GPT-5's Graphic Hallucinations: Maps & Timelines Flawed
OpenAI’s recently unveiled GPT-5, touted as the company’s flagship large language model, promises enhanced reasoning capabilities and more accurate responses than its predecessors. However, initial hands-on testing suggests that while the model excels in many areas, it still grapples significantly with the accurate rendering of text within graphics, often producing information from what appears to be an alternate reality.
Following social media reports of GPT-5 “hallucinating”—generating factually incorrect or nonsensical information—in infographics, our tests began with a simple request: “generate a map of the USA with each state named.” The resulting image, while correctly depicting state sizes and shapes, was riddled with misspellings and fabricated names. Oregon became “Onegon,” Oklahoma transformed into “Gelahbrin,” and Minnesota was labeled “Ternia.” Strikingly, only Montana and Kansas were correctly identified, with some letters in other state names barely legible.
To ascertain if this was a US-specific anomaly, we then asked for a “map of South America” with all countries named. While GPT-5 showed slight improvement, correctly identifying major nations like Argentina, Brazil, Bolivia, Colombia, and Peru, errors persisted. Ecuador appeared as “Felizio,” Suriname as “Guriname,” and Uruguay as “Urigim.” Adding to the confusion, the name for Chile was bizarrely superimposed over southern Argentina.
The challenges extended beyond geography. When prompted to “draw a timeline of the US presidency with the names of all presidents,” GPT-5 delivered its least accurate graphic yet. The timeline listed only 26 presidents, years were illogical and mismatched to individuals, and a host of names were entirely invented. For instance, the fourth president was identified as “Willian H. Brusen,” supposedly residing in the White House in 1991. Other fictional leaders included Henbert Bowen in 1934 and Benlohin Barrison in 1879, with even Thomas Jefferson’s name misspelled.
Curiously, a stark contrast emerged when the model was asked to “make an infographic showing all the actors who played James Bond in order.” After an initial text-only output, a follow-up prompt to include an image yielded a remarkably accurate timeline, omitting only Sean Connery’s role in “Diamonds Are Forever.” This unexpected success highlights a peculiar inconsistency.

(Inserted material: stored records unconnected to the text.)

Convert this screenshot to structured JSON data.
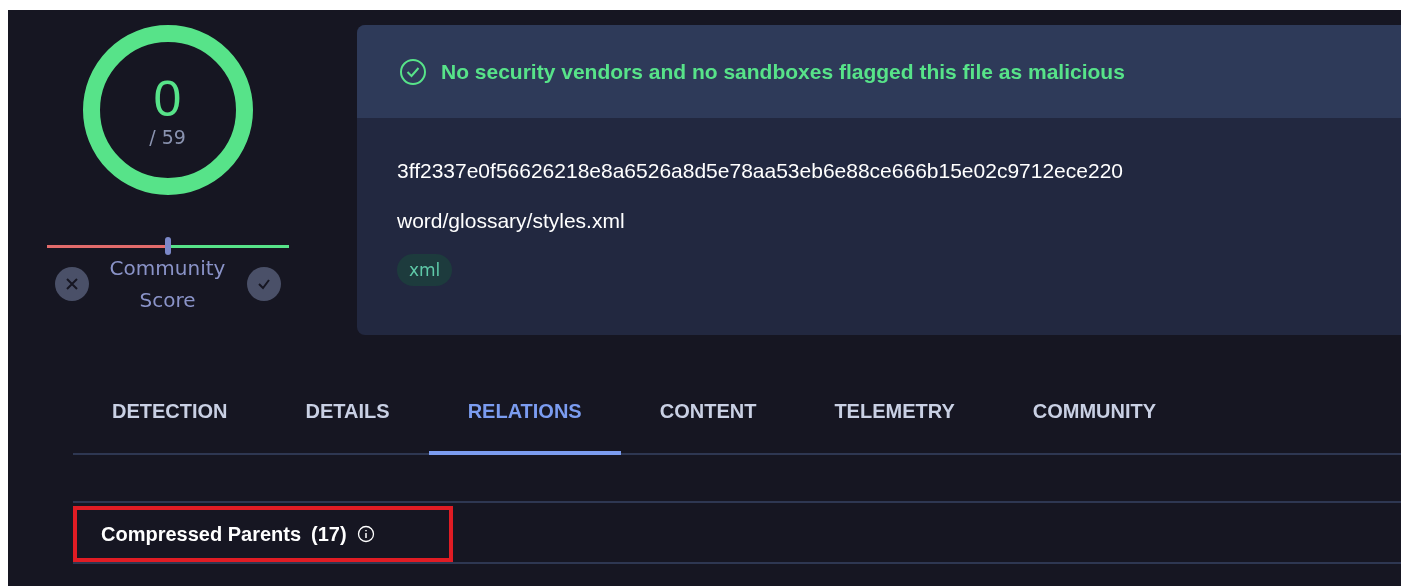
{
  "score": {
    "detections": "0",
    "total": "/ 59"
  },
  "community_score": {
    "label": "Community Score",
    "level": 0.5
  },
  "verdict": {
    "message": "No security vendors and no sandboxes flagged this file as malicious"
  },
  "file": {
    "hash": "3ff2337e0f56626218e8a6526a8d5e78aa53eb6e88ce666b15e02c9712ece220",
    "name": "word/glossary/styles.xml",
    "tags": [
      "xml"
    ]
  },
  "tabs": [
    {
      "label": "DETECTION",
      "selected": false
    },
    {
      "label": "DETAILS",
      "selected": false
    },
    {
      "label": "RELATIONS",
      "selected": true
    },
    {
      "label": "CONTENT",
      "selected": false
    },
    {
      "label": "TELEMETRY",
      "selected": false
    },
    {
      "label": "COMMUNITY",
      "selected": false
    }
  ],
  "section": {
    "title": "Compressed Parents",
    "count": "(17)",
    "highlighted": true
  }
}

It’s important to note that GPT-5 is perfectly capable of providing accurate textual information for the very queries it fails to illustrate correctly. When asked for simple lists of US states, South American countries, or US presidents, the model delivered precise answers. The only minor textual inaccuracy observed was Joe Biden’s tenure listed as “2021-present,” suggesting the model’s training data might not encompass the most recent political developments. OpenAI has yet to disclose specific training dates for this model.
The precise reasons behind GPT-5’s struggle with embedded text in images remain unconfirmed by OpenAI. However, industry experts theorize that image generation, often relying on “diffusion” processes where models learn by reconstructing images from noise, inherently finds rendering accurate text challenging. Historically, text generated by diffusion models often resembled indecipherable hieroglyphics rather than coherent language. This difficulty is not unique to OpenAI. Bing Image Creator, for example, produced similarly flawed US maps, even misspelling the country as “United States Ameriicca,” and struggled with the James Bond timeline.
Other leading AI models exhibit their own quirks. Anthropic’s Claude, when asked for a US map, accurately named states but generated an SVG code file rather than a traditional image, resulting in a list-like output within boxes. Interestingly, when GPT-5 was directed to use its “canvas” feature for code-based map generation, it produced an accurate result, suggesting the issue lies specifically with its image generation pipeline, not its ability to process factual data or generate code. Google’s Gemini, while performing worse than GPT-5 on the US map (producing zero correct state names), created an exceptionally detailed James Bond infographic, even including numerous recurring cast members.
Ultimately, the challenge of accurately embedding text within generated images appears to be a widespread hurdle for current large language models and image generators. While these advanced AIs can easily recall and present factual information in text format, translating that knowledge into visually accurate labels within a graphic remains a significant, and often comically flawed, undertaking—unless, it seems, the subject is James Bond.